In the company’s non-operated Eagle Ford program, net production averaged 17,400 boe/d, a 9% sequential increase over the first quarter and an 83% increase over the second quarter of 2012. The operator, Anadarko Petroleum Corp. (APC), ran nine drilling rigs during the quarter, and an Anadarko affiliate placed into service a gas processing plant late in the second quarter and increased firm transportation capacity for the properties, SM Energy said.

Ottoson said SM Energy is encouraged by Anadarko’s results in the play with regard to longer laterals and revised frack designs.

“We learn a great deal from our partnership with APC, which is an additional benefit to us beyond the opportunity to participate in a very economic development,” he said. “We believe the operator will be running at least nine rigs for the remainder of this year. As you know, we’re being carried by Mitsui on essentially all our share of drilling and completion costs into 2014.”

Overall SM Energy quarterly production was 11.99 million boe, resulting in average daily production of 131,800 boe/d, which is 12% above the midpoint of the company’s guidance of 115,000-121,000 boe/d. Reported average daily production increased by 15% from quarterly production of 115,000 boe/d in the first quarter of 2013.
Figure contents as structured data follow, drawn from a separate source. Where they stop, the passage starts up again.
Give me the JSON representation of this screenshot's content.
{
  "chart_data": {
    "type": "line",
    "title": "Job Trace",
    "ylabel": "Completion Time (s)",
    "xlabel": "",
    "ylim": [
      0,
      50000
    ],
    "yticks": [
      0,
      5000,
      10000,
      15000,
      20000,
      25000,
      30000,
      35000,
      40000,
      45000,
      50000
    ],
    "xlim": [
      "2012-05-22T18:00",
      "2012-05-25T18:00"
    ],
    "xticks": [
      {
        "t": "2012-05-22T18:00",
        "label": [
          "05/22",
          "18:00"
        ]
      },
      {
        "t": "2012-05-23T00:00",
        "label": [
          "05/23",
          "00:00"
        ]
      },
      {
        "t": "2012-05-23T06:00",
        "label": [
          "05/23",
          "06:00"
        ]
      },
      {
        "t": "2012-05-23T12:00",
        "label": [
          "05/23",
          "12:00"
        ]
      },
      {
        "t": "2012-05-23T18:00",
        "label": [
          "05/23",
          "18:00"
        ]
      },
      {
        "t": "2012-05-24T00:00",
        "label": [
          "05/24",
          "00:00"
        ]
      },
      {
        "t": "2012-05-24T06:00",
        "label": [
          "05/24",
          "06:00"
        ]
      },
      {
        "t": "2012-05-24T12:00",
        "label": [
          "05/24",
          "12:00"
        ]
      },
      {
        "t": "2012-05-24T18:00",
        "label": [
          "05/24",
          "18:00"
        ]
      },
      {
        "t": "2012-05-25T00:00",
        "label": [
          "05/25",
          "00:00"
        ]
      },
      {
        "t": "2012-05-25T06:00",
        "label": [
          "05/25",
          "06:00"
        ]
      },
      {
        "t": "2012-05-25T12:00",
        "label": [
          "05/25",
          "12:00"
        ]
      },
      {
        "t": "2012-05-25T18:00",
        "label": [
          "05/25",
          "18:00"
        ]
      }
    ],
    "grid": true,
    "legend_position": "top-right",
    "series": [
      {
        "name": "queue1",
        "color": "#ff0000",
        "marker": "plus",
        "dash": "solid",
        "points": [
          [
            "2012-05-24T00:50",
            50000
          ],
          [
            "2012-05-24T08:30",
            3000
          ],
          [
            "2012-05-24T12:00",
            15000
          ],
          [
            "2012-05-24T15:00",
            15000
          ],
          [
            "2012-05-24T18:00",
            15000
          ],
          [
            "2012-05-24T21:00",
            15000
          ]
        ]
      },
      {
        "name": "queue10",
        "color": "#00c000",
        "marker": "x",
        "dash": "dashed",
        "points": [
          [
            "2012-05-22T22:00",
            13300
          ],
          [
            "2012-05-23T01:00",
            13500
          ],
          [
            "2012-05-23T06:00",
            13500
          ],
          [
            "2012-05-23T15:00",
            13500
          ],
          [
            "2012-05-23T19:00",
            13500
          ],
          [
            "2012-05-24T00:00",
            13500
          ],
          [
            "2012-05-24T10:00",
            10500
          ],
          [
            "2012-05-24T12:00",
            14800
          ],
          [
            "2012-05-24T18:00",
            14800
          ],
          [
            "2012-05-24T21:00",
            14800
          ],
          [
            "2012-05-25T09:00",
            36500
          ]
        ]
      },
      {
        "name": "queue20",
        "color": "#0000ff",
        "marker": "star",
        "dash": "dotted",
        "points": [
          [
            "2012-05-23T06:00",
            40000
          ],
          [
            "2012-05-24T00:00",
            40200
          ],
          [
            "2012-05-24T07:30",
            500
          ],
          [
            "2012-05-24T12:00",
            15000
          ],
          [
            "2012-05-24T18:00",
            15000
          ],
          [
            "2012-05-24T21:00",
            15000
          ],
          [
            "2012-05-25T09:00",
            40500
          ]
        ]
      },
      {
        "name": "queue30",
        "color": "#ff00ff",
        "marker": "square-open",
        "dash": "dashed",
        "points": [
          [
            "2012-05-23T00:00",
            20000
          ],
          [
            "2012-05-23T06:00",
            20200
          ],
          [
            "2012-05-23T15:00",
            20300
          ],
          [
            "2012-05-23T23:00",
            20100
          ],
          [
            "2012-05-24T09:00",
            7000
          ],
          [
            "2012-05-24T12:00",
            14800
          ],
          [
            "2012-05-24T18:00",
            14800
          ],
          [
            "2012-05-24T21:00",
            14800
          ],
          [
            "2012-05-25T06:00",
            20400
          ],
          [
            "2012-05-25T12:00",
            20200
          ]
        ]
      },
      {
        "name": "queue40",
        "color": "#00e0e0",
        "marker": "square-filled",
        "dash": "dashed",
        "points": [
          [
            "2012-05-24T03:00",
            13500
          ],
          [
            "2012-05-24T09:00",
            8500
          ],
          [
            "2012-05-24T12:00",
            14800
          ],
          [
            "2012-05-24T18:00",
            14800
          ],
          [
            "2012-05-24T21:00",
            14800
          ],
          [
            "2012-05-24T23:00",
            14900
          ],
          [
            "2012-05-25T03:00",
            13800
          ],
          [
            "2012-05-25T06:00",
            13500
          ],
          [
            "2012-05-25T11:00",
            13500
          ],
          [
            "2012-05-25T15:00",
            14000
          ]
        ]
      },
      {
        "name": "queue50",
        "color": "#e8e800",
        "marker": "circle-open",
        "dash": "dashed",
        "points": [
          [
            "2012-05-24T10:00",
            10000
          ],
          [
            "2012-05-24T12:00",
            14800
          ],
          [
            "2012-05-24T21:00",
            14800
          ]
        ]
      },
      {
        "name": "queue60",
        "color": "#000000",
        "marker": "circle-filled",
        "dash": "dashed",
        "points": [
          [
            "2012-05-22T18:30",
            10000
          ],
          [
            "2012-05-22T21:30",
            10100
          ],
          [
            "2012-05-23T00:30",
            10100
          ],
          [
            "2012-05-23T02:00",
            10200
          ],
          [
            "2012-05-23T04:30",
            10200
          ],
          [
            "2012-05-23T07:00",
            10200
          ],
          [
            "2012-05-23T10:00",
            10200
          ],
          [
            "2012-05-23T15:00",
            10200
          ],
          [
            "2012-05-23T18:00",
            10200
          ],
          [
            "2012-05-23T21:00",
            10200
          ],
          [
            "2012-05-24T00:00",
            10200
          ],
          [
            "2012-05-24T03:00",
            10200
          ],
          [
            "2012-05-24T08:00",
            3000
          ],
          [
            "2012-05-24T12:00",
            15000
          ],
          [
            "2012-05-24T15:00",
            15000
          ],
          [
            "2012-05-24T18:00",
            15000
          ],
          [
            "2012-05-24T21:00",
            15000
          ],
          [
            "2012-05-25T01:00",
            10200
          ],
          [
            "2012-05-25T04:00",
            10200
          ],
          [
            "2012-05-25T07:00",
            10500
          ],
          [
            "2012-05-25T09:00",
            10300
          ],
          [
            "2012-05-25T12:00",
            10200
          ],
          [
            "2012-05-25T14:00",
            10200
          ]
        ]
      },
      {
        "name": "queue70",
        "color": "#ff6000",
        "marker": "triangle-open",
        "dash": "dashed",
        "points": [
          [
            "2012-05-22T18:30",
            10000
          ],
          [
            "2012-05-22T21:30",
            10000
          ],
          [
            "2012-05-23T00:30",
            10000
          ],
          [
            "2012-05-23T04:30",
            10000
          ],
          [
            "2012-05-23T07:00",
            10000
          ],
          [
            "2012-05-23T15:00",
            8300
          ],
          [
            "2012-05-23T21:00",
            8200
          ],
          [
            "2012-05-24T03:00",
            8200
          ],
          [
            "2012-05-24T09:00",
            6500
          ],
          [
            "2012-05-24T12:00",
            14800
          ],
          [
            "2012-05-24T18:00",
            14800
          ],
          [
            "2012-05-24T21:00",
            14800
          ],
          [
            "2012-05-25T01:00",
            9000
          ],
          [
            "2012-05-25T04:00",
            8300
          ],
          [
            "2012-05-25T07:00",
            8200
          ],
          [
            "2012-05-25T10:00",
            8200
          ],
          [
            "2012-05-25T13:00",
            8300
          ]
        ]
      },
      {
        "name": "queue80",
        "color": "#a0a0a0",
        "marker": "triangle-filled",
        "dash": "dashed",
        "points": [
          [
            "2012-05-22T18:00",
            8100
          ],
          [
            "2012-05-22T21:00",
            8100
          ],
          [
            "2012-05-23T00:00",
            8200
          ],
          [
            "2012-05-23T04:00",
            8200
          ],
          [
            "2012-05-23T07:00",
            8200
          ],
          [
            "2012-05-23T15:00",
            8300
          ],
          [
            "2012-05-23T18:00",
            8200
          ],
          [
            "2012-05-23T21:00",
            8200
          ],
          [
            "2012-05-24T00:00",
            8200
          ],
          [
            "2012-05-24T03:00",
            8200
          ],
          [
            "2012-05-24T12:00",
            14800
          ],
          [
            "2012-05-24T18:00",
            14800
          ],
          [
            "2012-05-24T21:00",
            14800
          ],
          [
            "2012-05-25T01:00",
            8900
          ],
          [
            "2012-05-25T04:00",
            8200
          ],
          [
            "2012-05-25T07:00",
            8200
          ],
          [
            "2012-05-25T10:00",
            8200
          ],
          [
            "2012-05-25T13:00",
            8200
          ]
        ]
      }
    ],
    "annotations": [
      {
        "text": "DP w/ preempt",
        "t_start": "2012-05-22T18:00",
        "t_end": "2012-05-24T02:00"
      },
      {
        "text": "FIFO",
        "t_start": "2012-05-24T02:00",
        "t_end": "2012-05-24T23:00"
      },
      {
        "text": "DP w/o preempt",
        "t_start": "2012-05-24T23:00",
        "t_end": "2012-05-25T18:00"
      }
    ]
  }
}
Production in the second quarter was 27% oil/condensate, 19% natural gas liquids (NGL), and 54% natural gas. The increase in the quarterly natural gas percentage reflects a backlog of wells in oilier portions of the Eagle Ford Shale that the company expects to be placed on production during the third quarter.

SM Energy reported net income of $76.5 million ($1.13/share) compared to net income of $24.9 million (37 cents/share) for the same period of 2012. Adjusted net income was $51.8 million (76 cents/share) compared to $5.9 million (9 cents/share) for the year-ago period. Operating revenues were $559.4 million compared to $304.4 million for the same period of 2012, representing an 84% increase.